Protéger la santé et la sécurité des salariés sur leur lieu de travail relève d’une action pluridisciplinaire faisant intervenir aussi bien les employeurs que les salariés eux-mêmes. Le médecin du travail, comme salarié de l’établissement ou rattaché à un service de prévention et de santé au travail interentreprises (SPTSI), met en place l’ensemble des mesures nécessaires pour adapter les conditions de travail aux besoins de l’employé. Il est un élément essentiel qui protège le bien-être et la santé des salariés sur leur lieu de travail en identifiant les facteurs de risques et en conseillant les employeurs sur les problématiques liées aux conditions de travail.

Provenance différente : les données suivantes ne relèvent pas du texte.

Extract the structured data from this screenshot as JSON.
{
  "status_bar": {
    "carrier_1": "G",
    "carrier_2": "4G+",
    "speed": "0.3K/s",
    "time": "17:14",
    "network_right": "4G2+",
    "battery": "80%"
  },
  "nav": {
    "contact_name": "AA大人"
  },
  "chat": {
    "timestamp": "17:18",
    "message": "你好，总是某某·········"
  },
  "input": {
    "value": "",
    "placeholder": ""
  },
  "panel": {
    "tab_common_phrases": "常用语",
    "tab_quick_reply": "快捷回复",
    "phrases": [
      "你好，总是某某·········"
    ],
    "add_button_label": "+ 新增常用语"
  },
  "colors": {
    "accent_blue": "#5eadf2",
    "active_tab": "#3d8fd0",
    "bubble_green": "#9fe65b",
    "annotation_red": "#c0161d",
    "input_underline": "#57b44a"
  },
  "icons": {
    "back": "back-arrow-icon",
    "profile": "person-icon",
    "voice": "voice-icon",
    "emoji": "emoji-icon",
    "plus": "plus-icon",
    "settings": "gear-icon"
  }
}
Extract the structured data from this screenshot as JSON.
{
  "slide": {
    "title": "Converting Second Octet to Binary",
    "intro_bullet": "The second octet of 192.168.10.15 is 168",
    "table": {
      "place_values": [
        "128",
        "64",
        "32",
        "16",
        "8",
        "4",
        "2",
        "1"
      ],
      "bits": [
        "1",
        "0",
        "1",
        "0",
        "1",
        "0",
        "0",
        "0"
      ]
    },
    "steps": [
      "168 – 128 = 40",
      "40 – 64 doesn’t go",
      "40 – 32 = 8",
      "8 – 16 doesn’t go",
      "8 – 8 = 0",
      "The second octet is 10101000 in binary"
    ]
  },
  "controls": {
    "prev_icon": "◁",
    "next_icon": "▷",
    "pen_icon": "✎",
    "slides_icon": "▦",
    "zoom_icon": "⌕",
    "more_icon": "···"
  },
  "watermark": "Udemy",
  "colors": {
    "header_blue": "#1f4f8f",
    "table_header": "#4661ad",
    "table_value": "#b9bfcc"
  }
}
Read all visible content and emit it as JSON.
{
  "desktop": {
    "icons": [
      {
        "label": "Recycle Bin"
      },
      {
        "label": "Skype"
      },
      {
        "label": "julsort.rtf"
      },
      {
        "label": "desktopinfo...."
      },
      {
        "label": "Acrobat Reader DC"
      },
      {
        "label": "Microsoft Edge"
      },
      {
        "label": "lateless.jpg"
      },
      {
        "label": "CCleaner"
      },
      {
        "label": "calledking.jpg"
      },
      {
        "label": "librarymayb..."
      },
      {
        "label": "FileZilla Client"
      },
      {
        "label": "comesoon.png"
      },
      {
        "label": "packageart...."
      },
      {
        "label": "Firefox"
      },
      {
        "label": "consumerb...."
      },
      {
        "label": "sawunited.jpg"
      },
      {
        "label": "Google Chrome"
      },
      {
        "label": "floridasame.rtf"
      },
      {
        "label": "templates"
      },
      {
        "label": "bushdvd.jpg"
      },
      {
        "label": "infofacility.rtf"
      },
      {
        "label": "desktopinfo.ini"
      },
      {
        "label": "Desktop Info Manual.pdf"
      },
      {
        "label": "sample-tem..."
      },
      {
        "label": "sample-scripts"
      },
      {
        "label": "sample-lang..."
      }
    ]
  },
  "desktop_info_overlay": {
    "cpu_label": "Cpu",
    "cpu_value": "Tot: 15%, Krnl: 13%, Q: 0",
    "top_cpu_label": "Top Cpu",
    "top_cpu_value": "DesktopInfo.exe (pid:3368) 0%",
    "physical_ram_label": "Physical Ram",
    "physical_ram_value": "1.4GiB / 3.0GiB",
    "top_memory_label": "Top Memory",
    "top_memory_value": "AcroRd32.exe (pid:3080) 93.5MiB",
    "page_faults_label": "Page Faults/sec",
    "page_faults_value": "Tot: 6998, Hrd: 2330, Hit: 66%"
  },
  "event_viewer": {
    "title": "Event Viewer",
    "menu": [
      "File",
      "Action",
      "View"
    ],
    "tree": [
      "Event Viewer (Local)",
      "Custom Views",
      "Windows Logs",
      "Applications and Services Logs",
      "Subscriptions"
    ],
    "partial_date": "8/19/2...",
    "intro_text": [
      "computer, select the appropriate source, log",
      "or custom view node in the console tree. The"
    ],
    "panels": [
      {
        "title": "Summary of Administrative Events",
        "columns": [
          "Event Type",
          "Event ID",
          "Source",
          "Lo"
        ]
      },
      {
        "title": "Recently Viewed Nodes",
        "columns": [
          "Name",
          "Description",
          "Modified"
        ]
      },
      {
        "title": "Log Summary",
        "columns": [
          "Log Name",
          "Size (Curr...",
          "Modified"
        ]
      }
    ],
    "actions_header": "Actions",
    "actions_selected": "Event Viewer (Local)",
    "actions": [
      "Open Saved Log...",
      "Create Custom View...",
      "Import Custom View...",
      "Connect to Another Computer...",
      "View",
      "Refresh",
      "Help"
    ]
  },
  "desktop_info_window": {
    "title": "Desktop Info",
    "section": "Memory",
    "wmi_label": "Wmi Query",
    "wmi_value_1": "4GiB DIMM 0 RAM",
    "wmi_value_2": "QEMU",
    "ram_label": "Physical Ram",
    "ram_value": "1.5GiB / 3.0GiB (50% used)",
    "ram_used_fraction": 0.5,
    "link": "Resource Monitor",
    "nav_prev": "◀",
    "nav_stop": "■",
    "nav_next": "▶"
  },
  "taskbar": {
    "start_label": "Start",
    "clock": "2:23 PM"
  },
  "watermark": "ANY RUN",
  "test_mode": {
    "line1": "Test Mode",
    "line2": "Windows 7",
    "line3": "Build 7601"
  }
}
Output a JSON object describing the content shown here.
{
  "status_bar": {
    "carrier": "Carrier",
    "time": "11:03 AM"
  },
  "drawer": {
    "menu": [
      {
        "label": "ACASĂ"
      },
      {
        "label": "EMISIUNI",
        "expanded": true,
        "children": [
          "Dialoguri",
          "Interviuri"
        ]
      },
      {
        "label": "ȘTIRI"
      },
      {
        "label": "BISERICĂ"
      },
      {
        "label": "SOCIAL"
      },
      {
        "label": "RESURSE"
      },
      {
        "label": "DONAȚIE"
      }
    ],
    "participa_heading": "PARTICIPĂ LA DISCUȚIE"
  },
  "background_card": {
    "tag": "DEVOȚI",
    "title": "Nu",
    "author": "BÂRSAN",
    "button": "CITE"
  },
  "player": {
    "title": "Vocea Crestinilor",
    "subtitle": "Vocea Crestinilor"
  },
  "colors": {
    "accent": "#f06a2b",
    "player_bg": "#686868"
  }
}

« Notre activité comprend plusieurs types de missions, notamment une grande partie de consultations médicales à la demande des salariés ou à l’issue d’un arrêt de travail. Il s’agit de s’assurer de la compatibilité de l’état de santé du salarié avec le poste occupé et de mettre en place, si nécessaire, des aménagements de poste ou des restrictions sur certaines tâches », explique le Dr Thibault Blondin, qui exerce à la mairie d’Angers. Le médecin du travail participe alors au suivi individuel des salariés à travers les visites d’information et de prévention afin de s’assurer de leur état de santé et les prévenir sur les risques liés au poste de travail.
En cas d’arrêt de travail, les visites de pré-reprise et de reprise sont l’occasion d’accompagner les employés pour leur retour en entreprise
En cas d’arrêt de travail, les visites de pré-reprise et de reprise sont l’occasion pour les médecins du travail d’accompagner les salariés afin d’assurer leur retour dans l’entreprise. Avant le retour en poste, la visite de pré-reprise permet de prévoir, si nécessaire, des aménagements et des adaptations du poste, de faire des préconisations de reclassement ou encore de recommander des formations en vue d’une réorientation professionnelle. Au moment de la reprise, la visite médicale, obligatoire, permet de s’assurer de l’aptitude du salarié au poste de travail.
Prévenir les risques
Bien que cette pratique médicale ne soit pas une activité de soins, elle participe à la veille épidémiologique et à l’état de santé des travailleurs. Il s’agit en effet de prévenir les maladies professionnelles et les accidents du travail qui surviennent chaque année. En 2022 (dernier rapport annuel), l’Assurance-maladie a dénombré 564 189 accidents du travail ayant provoqué un arrêt de travail. Les causes principales de ces accidents relèvent notamment de la manipulation de charges (50 %) et des chutes (30 %), sans oublier les 89 483 accidents de trajet et, notamment, une augmentation régulière depuis 2017 des cas impliquant des vélos ou des trottinettes (8,5 % en 2022).
L’essentiel des 44 217 maladies professionnelles dénombrées en 2022 concernent les troubles musculosquelettiques provoqués notamment par certains gestes et postures de travail (79 %). Viennent ensuite les maladies professionnelles liées à l’amiante (5 %) ou d’autres affections comme les maladies respiratoires et certains cancers (5,6 %). Prendre en charge ces patients demande du temps aux médecins du travail mais aussi de se déplacer sur le terrain pour adapter la réponse aux besoins du patient.
Mais ce sont surtout les risques psychosociaux et les problématiques liées à la souffrance au travail qui occupent de plus en plus le temps des médecins du travail. « L’évolution du travail et de ses conditions demande de répondre à ces demandes qui ont fortement augmenté ces dix dernières années », explique le Dr Blondin. Il s’agit du stress lié au sentiment de ne pas répondre aux exigences, de violences internes ou encore du syndrome d’épuisement professionnel (burn-out). Ils pèsent sur la santé physique et mentale des salariés et perturbent le fonctionnement des différents lieux de travail. Absentéisme, turn-over, dégradation de l'ambiance de travail en sont des manifestations fréquentes.
Manque de visibilité de la discipline
Même si le médecin du travail est un acteur central en charge de la qualité de vie au travail, ses missions et son rôle restent encore mal identifiés par l’ensemble des salariés. Une enquête Ifop de septembre 2023, commandée par le Groupement santé au travail, révélait par ailleurs que près d’une entreprise sur cinq émettait des réserves sur la médecine du travail. Elles étaient même 29 % à se sentir mal accompagnées sur les risques professionnels.
Pourtant, une fois bien identifiés, les services de médecine du travail constituent un réel soutien pour les salariés. « En ce qui nous concerne, nous avons la chance d’avoir un périmètre d’action et des missions bien identifiés à la fois par les agents, nos services et nos directions », précise Thibault Blondin. Ce qui permet d’avoir une visibilité globale de l’environnement de travail et de voir les agents plus régulièrement. « Dans le privé, les médecins du travail suivent plusieurs entreprises et donc plus de salariés, ce qui rend cet exercice plus compliqué », conclut le médecin.